Aire del héroe mitológico
Al principio tenía aspecto de héroe mitológico, ese tono de ario un poco crapulesco con que Hollywood imagina a los conquistadores de la antigüedad clásica, macedonios o atenienses, romanos o galos, eso es indiferente, sobre todo cuando la geografía y la historia se filtran a través del prisma de una de las grandes productoras. A Burton, el espectador de la época lo asociaba con la falda corta, el espadón al cinto y el caballo siempre presto. A su alrededor, centenares de tiendas y miles de legionarios dispuestos a guerrear con quien hiciera falta.Ese baño por el pasado era peligroso y no todos los actores salían bien librados de la experiencia. A algunos, la cabellera rubia acababa por no servirles de nada, ya que lo que se recordaba era el penacho con que culmina el casco del centurión. Burton, de la mano de Liz Taylor, abandonó el Peplum para convertirse en un híbrido nuevo: el star-actor. A partir de aquí, ya nunca se supo si tendía a sobreactuar porque lo suyo el verso sakhesperiano, o si daba más serisación de sentirse destrozado a causa de que una star se adapta mal a proyectos intelectuales. En cualquier caso, el color del pelo cedió su condición de estandarte a la cabezota y el whisky, y el nuevo y escandaloso matrimonio se empeñó en rodar cintas que pudieran entenderse como psicodramas -Boom, ¿Quién teme a Virginia Woolf?, etcétera-. Las revistas del corazón convirtieron a la pareja en protagonista de la jet society y ya nadie discutía sobre su valor profesional, que bastaba con demostrarlo en hoteles, casinos y joyerías.
Durante la década de los sesenta, Richard Burton ve cómo secuestran su prestigio profesional gentes estúpidas e incompetentes, que le prefieren en sus interpretaciones mediocres y olvidan cómo se transformó en espía creible, en ese burócrata del heroísmo inventado por John le Carré para El espía que surgió del frío. El equívoco se mantendrá durante el tiempo que dure el tormentoso matrimonio para que luego él aborde una carrera en solitario en la que no faltan notorios fiascos, casi siempre multinacionales, de esos en los que comparte el riesgo estelar con una belleza yugoslava bajo la dirección de un griego afincado en Roma al que produce, desde Hollywood, algún émulo de Ponti o de Laurentis.

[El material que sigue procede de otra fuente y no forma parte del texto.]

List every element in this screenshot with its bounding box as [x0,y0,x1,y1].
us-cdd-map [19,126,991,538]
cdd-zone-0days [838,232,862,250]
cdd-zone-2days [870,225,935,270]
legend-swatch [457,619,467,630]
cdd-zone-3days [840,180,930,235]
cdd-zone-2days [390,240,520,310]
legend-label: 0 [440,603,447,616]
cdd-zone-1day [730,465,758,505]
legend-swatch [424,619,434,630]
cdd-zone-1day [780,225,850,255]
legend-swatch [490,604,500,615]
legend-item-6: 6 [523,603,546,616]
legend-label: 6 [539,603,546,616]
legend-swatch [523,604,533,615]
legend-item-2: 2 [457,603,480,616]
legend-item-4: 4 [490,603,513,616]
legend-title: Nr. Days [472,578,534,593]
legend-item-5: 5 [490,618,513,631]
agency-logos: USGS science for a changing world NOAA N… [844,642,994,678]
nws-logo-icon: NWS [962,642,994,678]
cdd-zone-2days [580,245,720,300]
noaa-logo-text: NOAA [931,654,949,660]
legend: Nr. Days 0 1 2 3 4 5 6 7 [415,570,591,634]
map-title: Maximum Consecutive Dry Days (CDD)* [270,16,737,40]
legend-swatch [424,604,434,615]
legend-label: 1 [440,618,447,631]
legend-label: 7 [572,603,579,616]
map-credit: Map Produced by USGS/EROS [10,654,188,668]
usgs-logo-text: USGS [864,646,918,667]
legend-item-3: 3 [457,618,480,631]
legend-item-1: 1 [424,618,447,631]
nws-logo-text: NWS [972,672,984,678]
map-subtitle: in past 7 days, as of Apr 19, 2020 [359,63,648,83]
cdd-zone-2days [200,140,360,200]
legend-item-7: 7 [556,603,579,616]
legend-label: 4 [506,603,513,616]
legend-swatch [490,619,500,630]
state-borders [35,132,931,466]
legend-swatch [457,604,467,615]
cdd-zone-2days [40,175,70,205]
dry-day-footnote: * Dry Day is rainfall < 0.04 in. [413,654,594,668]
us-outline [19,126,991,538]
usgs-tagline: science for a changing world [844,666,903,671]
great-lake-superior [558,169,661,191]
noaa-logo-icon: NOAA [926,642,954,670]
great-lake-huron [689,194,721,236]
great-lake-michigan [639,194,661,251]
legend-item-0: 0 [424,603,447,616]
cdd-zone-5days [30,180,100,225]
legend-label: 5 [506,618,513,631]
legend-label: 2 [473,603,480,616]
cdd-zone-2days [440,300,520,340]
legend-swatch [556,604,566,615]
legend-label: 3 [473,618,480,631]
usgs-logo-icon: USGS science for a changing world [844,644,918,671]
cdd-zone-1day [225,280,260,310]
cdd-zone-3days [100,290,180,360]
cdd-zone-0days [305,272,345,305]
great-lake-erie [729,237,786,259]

La televisión, vio en Burton el Wagner ideal. Con patillas, boina y batín el actor galés se transformó en genio musical alemán, en una serie lujosísima e insoportable, en la que se daban la mano Solti y Vittorio Storaro. Este último, aunque los títulos de crédito tan sólo le responsabilizan de la fotografía, debió ser quien dirigió realmente, ya que los personajes desaparecieron tras un recital de contraluces, filtros y suntuosos movimientos de cámara sobre no menos suntuosos decorados. Wagner fue quizas la última jugarreta que le gastó la imagen a Richard Burton. Su Wagner se recuerda más por las fotos de rodaje o publicitarias que no por su trabajo como intérprete. En realidad, Richard Burton y el cine coincidieron en muy pocas -aunque memorables- ocasiones y el resto de encuentros fueron equívocos y confusiones.